Step 3: Query Embedding and Similarity Search

When a user submits a query to the LLM, the query is also embedded using the same embedding model as before. This embedded query is then used to search the database for the most similar embeddings. The similarity search is typically done using a vector similarity metric, such as cosine similarity or dot product. The goal is to find the embeddings that are closest to the query embedding, indicating that they contain relevant information.

Step 4: Context Addition and LLM Query

The final step in the RAG process is to take the contents of the most similar embedding(s) and add them as context to the original query. This enriched query is then passed to the LLM, which generates a response based on the original query and the additional context. The context provided by RAG helps the LLM to better understand the query and generate more accurate and informative responses.

When to use RAG

RAG is particularly beneficial in these situations:

1. Up-to-date information: When your application requires access to the latest information that may not be present in the model’s training data.

2. Factual accuracy: RAG can improve the model’s ability to provide accurate, verifiable information by referencing external sources.

3. Customizable knowledge base: RAG allows you to easily update or modify the external knowledge source without retraining the entire model.

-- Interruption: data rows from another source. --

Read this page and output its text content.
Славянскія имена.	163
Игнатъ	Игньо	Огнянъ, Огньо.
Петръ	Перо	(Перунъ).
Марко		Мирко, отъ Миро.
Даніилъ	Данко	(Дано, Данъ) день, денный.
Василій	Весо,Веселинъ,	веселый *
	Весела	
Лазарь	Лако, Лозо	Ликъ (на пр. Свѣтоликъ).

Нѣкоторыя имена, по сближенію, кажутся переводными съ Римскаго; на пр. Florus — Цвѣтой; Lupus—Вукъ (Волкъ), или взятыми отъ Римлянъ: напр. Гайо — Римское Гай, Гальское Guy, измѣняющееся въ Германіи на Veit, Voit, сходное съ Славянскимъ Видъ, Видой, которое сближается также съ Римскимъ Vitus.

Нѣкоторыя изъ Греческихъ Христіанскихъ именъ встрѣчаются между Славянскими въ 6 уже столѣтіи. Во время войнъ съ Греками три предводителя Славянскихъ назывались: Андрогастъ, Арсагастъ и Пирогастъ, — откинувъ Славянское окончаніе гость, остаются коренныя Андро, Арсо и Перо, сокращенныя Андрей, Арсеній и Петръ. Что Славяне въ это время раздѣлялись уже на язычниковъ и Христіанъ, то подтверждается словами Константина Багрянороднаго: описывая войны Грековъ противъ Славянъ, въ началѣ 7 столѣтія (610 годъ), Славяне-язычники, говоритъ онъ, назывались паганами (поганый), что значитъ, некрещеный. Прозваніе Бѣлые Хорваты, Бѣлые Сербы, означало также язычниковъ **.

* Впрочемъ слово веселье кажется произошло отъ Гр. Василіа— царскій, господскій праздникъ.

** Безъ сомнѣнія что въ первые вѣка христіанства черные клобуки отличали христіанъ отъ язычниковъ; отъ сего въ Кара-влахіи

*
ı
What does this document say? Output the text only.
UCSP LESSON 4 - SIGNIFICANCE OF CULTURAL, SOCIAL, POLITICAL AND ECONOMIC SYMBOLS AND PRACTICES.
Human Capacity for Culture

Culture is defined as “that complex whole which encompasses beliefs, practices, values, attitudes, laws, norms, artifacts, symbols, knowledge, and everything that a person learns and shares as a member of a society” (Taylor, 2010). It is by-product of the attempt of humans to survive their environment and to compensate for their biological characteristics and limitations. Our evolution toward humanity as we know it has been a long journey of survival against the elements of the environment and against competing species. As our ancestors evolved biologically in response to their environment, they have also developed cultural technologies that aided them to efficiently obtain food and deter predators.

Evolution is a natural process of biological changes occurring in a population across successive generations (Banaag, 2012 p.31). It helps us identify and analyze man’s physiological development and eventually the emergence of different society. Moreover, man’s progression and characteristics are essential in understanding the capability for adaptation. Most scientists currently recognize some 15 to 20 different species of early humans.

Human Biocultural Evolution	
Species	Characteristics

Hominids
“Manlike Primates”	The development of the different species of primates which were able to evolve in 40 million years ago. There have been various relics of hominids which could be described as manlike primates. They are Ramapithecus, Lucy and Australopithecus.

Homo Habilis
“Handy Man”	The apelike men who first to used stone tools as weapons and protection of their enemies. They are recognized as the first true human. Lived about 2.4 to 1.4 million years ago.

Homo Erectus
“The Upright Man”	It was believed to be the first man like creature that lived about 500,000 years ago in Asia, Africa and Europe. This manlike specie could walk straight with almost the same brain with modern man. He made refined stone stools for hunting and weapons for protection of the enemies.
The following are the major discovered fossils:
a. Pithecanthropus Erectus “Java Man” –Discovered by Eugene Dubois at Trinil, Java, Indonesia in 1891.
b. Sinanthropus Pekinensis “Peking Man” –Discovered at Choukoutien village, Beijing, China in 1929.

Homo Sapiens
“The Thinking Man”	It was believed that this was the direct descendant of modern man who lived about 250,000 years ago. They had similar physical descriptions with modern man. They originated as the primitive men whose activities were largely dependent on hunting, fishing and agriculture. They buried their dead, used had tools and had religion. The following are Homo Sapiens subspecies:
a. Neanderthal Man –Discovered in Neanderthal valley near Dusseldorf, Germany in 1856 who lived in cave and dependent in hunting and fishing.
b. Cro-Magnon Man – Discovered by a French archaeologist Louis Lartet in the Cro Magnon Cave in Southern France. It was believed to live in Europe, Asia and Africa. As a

For instance, a customer support chatbot for a tech company could be fine-tuned on the company’s documentation and support tickets to understand product-specific terminology and common issues. RAG could then be used to incorporate the latest product updates or known issues in real-time.

RAG performance

In order to get RAG to perform how you want, there are a number of parameters that you will likely need to fiddle around with, including:

1. Chunking strategy: You may choose to chunk based on sentence boundaries, paragraphs, or even semantic meaning. Experimenting with different chunk sizes can help you find the optimal balance between context richness and retrieval efficiency. Smaller chunks may provide more precise information but can lead to a loss of context, while larger chunks may retain context but could introduce irrelevant information.

2. Embedding model: The choice of embedding model is crucial, as it determines how well the text is represented in vector space. Different models may capture different aspects of the text, so it’s important to select one that aligns with your specific use case. You can start by looking through the MTEB leaderboard for the top embedding models, but remember that just because a model tops the leaderboard doesn’t necessarily mean that it will work best for your use case.

3. Similarity metric: The method you use to measure similarity between embeddings can greatly affect the retrieval results. Common metrics include cosine similarity, which measures the angle between two vectors, and dot product, which assesses the magnitude of the vectors. Depending on your application, you may want to experiment with different metrics to see which yields the best results for your queries. Additionally, consider implementing a hybrid approach that combines multiple metrics for improved accuracy.

4. Retrieval threshold: Setting a threshold for how similar an embedding must be to be considered relevant can help filter out noise. A lower threshold may retrieve more results, but could include less relevant information, while a higher threshold may yield fewer, but more accurate results. Tuning this parameter based on your specific needs can enhance the overall effectiveness of the RAG system.

5. Context length: The amount of context you provide to the LLM can also influence its performance. Too little context may lead to vague or irrelevant responses, while too much can overwhelm the model. Finding the right balance is key, and you may need to adjust the context length based on the complexity of the queries and the nature of the information being retrieved.

Conclusion

Both fine-tuning and RAG offer powerful ways to enhance LLM performance for specific use cases. Fine-tuning excels in creating models with deep domain expertise and consistent output, while RAG provides flexibility and up-to-date information access. By understanding the strengths of each approach, you can choose the most appropriate method—or combination of methods—for your specific needs.